Glassnode officials previously stated, 'Interestingly, as the market grows, the severity of Bitcoin pullbacks in bull market uptrends has decreased. The deepest pullback in this cycle was -32% (on August 5, 2024), while most pullbacks were around 25% from previous peaks, reflecting the demand for spot ETFs and the growing institutional interest.'
Glassnode tends to see a decreasing degree of pullback.
On-chain activities: Increase in wallet addresses, awakening of dormant addresses, and exit of long-term holders.
On-chain activities show a polarized phenomenon: on one hand, as the time scale lengthens, the number of addresses holding mainstream cryptocurrencies has increased to varying degrees, starting at least 25%; on the other hand, ancient BTC addresses that have been dormant for more than 10 years are also waking up, and many long-term BTC holders have gradually exited the market.
In the past two years, the number of non-empty wallets for BTC and ETH has increased by 27% and 47%, respectively.
Santiment reported that the number of cryptocurrency holders has significantly increased in the past two years.

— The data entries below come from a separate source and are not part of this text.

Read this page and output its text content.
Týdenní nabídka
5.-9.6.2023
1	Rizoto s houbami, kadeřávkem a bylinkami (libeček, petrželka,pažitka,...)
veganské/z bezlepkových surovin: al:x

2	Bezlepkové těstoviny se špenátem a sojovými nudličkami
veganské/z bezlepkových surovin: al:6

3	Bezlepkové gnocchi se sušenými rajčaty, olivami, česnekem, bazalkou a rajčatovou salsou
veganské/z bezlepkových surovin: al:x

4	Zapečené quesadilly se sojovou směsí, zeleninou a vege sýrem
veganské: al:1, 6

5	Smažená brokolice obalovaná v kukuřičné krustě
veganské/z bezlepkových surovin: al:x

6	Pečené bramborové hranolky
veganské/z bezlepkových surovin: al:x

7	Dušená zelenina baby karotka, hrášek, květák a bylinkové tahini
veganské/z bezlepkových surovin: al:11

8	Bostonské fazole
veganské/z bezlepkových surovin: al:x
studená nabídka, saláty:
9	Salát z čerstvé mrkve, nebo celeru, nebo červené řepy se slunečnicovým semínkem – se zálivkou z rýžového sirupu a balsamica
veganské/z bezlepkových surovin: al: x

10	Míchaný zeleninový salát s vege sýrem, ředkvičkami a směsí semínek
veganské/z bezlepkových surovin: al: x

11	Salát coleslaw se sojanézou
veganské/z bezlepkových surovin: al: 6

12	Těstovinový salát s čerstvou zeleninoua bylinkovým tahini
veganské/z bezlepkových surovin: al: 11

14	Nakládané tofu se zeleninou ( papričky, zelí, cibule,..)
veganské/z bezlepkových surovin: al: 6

Here are the numbers of non-empty wallets for the top four cryptocurrencies ranked by market capitalization:
BTC: 54.7 million (+27%);
ETH: 13.49 million (+47%);
USDT: 6.57 million (+66%);
XRP: 5.75 million (+28%).
Analysts: As of December 20, 74,052 BTC have been withdrawn from exchanges this month.
On December 20, crypto analyst AIi stated that as of now, 74,052 BTC have been withdrawn from exchanges in December, and this trend does not seem to be slowing down.

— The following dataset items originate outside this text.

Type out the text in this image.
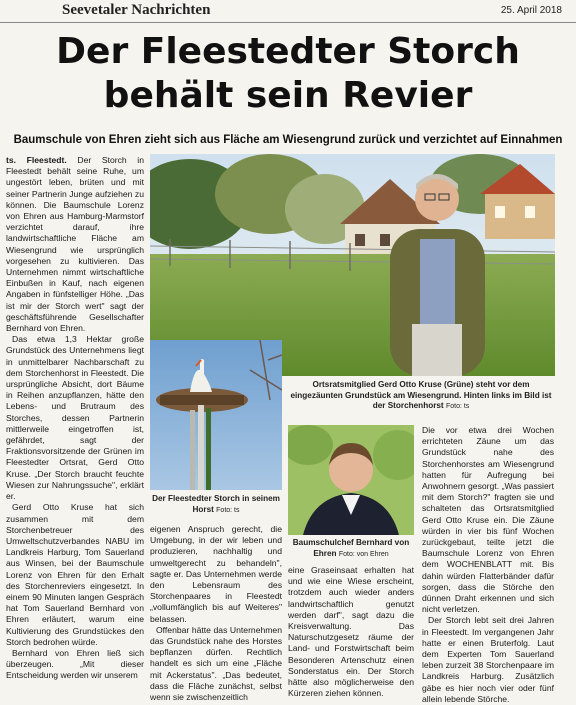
Seevetaler Nachrichten	25. April 2018
Der Fleestedter Storch
behält sein Revier
Baumschule von Ehren zieht sich aus Fläche am Wiesengrund zurück und verzichtet auf Einnahmen
Ortsratsmitglied Gerd Otto Kruse (Grüne) steht vor dem eingezäunten Grundstück am Wiesengrund. Hinten links im Bild ist der Storchenhorst Foto: ts

ts. Fleestedt. Der Storch in Fleestedt behält seine Ruhe, um ungestört leben, brüten und mit seiner Partnerin Junge aufziehen zu können. Die Baumschule Lorenz von Ehren aus Hamburg-Marmstorf verzichtet darauf, ihre landwirtschaftliche Fläche am Wiesengrund wie ursprünglich vorgesehen zu kultivieren. Das Unternehmen nimmt wirtschaftliche Einbußen in Kauf, nach eigenen Angaben in fünfstelliger Höhe. „Das ist mir der Storch wert" sagt der geschäftsführende Gesellschafter Bernhard von Ehren.

Das etwa 1,3 Hektar große Grundstück des Unternehmens liegt in unmittelbarer Nachbarschaft zu dem Storchenhorst in Fleestedt. Die ursprüngliche Absicht, dort Bäume in Reihen anzupflanzen, hätte den Lebens- und Brutraum des Storches, dessen Partnerin mittlerweile eingetroffen ist, gefährdet, sagt der Fraktionsvorsitzende der Grünen im Fleestedter Ortsrat, Gerd Otto Kruse. „Der Storch braucht feuchte Wiesen zur Nahrungssuche", erklärt er.

Gerd Otto Kruse hat sich zusammen mit dem Storchenbetreuer des Umweltschutzverbandes NABU im Landkreis Harburg, Tom Sauerland aus Winsen, bei der Baumschule Lorenz von Ehren für den Erhalt des Storchenreviers eingesetzt. In einem 90 Minuten langen Gespräch hat Tom Sauerland Bernhard von Ehren erläutert, warum eine Kultivierung des Grundstückes den Storch bedrohen würde.

Bernhard von Ehren ließ sich überzeugen. „Mit dieser Entscheidung werden wir unserem

Der Fleestedter Storch in seinem Horst Foto: ts
Baumschulchef Bernhard von Ehren Foto: von Ehren

eigenen Anspruch gerecht, die Umgebung, in der wir leben und produzieren, nachhaltig und umweltgerecht zu behandeln", sagte er. Das Unternehmen werde den Lebensraum des Storchenpaares in Fleestedt „vollumfänglich bis auf Weiteres" belassen.

Offenbar hätte das Unternehmen das Grundstück nahe des Horstes bepflanzen dürfen. Rechtlich handelt es sich um eine „Fläche mit Ackerstatus". „Das bedeutet, dass die Fläche zunächst, selbst wenn sie zwischenzeitlich

eine Graseinsaat erhalten hat und wie eine Wiese erscheint, trotzdem auch wieder anders landwirtschaftlich genutzt werden darf", sagt dazu die Kreisverwaltung. Das Naturschutzgesetz räume der Land- und Forstwirtschaft beim Besonderen Artenschutz einen Sonderstatus ein. Der Storch hätte also möglicherweise den Kürzeren ziehen können.

Die vor etwa drei Wochen errichteten Zäune um das Grundstück nahe des Storchenhorstes am Wiesengrund hatten für Aufregung bei Anwohnern gesorgt. „Was passiert mit dem Storch?" fragten sie und schalteten das Ortsratsmitglied Gerd Otto Kruse ein. Die Zäune würden in vier bis fünf Wochen zurückgebaut, teilte jetzt die Baumschule Lorenz von Ehren dem WOCHENBLATT mit. Bis dahin würden Flatterbänder dafür sorgen, dass die Störche den dünnen Draht erkennen und sich nicht verletzen.

Der Storch lebt seit drei Jahren in Fleestedt. Im vergangenen Jahr hatte er einen Bruterfolg. Laut dem Experten Tom Sauerland leben zurzeit 38 Storchenpaare im Landkreis Harburg. Zusätzlich gäbe es hier noch vier oder fünf allein lebende Störche.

BTC continues to flow out of exchanges.
Since September, long-term Bitcoin holders have sold 1 million BTC.
In mid-December, long-term Bitcoin holders had already sold a large amount of Bitcoin, reducing their total holdings from about 14.2 million in mid-September to about 13.2 million. The current trading price of Bitcoin is 13% lower than the historical high of around $108,000, which is the highest level since Trump won the US election in early November.
According to Glassnode data, on December 19, long-term Bitcoin holders sold nearly 70,000 BTC, marking the fourth-largest single-day sell-off this year.

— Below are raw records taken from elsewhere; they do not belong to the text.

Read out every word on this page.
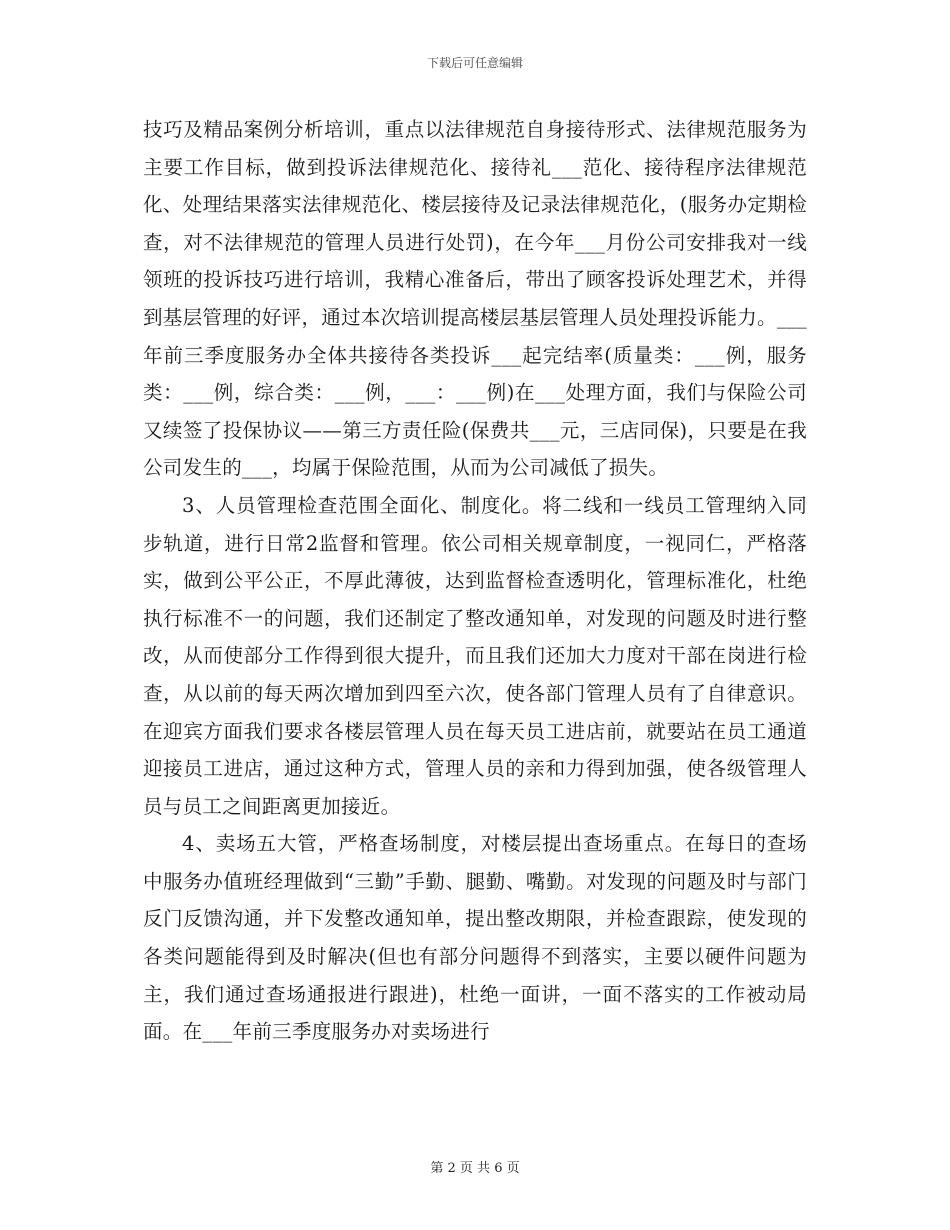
下载后可任意编辑

技巧及精品案例分析培训，重点以法律规范自身接待形式、法律规范服务为主要工作目标，做到投诉法律规范化、接待礼___范化、接待程序法律规范化、处理结果落实法律规范化、楼层接待及记录法律规范化，(服务办定期检查，对不法律规范的管理人员进行处罚)，在今年___月份公司安排我对一线领班的投诉技巧进行培训，我精心准备后，带出了顾客投诉处理艺术，并得到基层管理的好评，通过本次培训提高楼层基层管理人员处理投诉能力。___年前三季度服务办全体共接待各类投诉___起完结率(质量类：___例，服务类：___例，综合类：___例，___：___例)在___处理方面，我们与保险公司又续签了投保协议——第三方责任险(保费共___元，三店同保)，只要是在我公司发生的___，均属于保险范围，从而为公司减低了损失。

3、人员管理检查范围全面化、制度化。将二线和一线员工管理纳入同步轨道，进行日常2监督和管理。依公司相关规章制度，一视同仁，严格落实，做到公平公正，不厚此薄彼，达到监督检查透明化，管理标准化，杜绝执行标准不一的问题，我们还制定了整改通知单，对发现的问题及时进行整改，从而使部分工作得到很大提升，而且我们还加大力度对干部在岗进行检查，从以前的每天两次增加到四至六次，使各部门管理人员有了自律意识。在迎宾方面我们要求各楼层管理人员在每天员工进店前，就要站在员工通道迎接员工进店，通过这种方式，管理人员的亲和力得到加强，使各级管理人员与员工之间距离更加接近。

4、卖场五大管，严格查场制度，对楼层提出查场重点。在每日的查场中服务办值班经理做到“三勤”手勤、腿勤、嘴勤。对发现的问题及时与部门反门反馈沟通，并下发整改通知单，提出整改期限，并检查跟踪，使发现的各类问题能得到及时解决(但也有部分问题得不到落实，主要以硬件问题为主，我们通过查场通报进行跟进)，杜绝一面讲，一面不落实的工作被动局面。在___年前三季度服务办对卖场进行

第 2 页 共 6 页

Recently, multiple addresses worth over $20 million have been activated after years of dormancy.
Bitcoin fell below $96,000 on December 22, a drop of about 11% since breaking through $108,000 on December 17, 2024.
Meanwhile, at a block height of 875,560 in the Bitcoin network, a wallet that had been dormant since July 25, 2015, was activated and transferred 44.99 BTC, marking its first activity since creation. The same user actually transferred a total of 59.99 BTC, moving funds from three old addresses (P2PKH) to two Pay-to-Witness-Public-Key-Hash (P2WPKH) wallets. Of these, 44.99 BTC came from 2015, when the BTC trading price was $290. Then, 43 blocks later, several wallets left over from 2017 became active, transferring a small amount of Bitcoin (0.00000547 BTC) at block 875,603.
This model of sending Bitcoin fragments cleverly conceals larger-scale transfers. Once the satoshis are settled, a newly minted P2WPKH wallet will receive 99.999 BTC, worth $9.7 million at current prices. On Saturday, a wallet that had been dormant for 12 years was activated, transferring 104.99 BTC when BTC was only worth $11, totaling $1,200. Now, these BTC are worth over $10 million. This transfer also migrated from the old P2PKH address to the new P2WPKH address.
BTC continues to flow out of exchanges: Coinbase is accelerating its outflow.
Coinglass data shows that the current Coinbase Pro Bitcoin wallet balance is 733,076.34 BTC, ranking first among CEX; inflows of 16.69 BTC in the past 24 hours, outflows of 14,661.50 BTC in the past 7 days, and outflows of 70,185.16 BTC in the past 30 days.
Binance's Bitcoin wallet balance is 571,802.93 BTC, with inflows of 1,458.46 BTC in the past 24 hours, inflows of 4,199.11 BTC in the past 7 days, and outflows of 10,412.79 BTC in the past 30 days.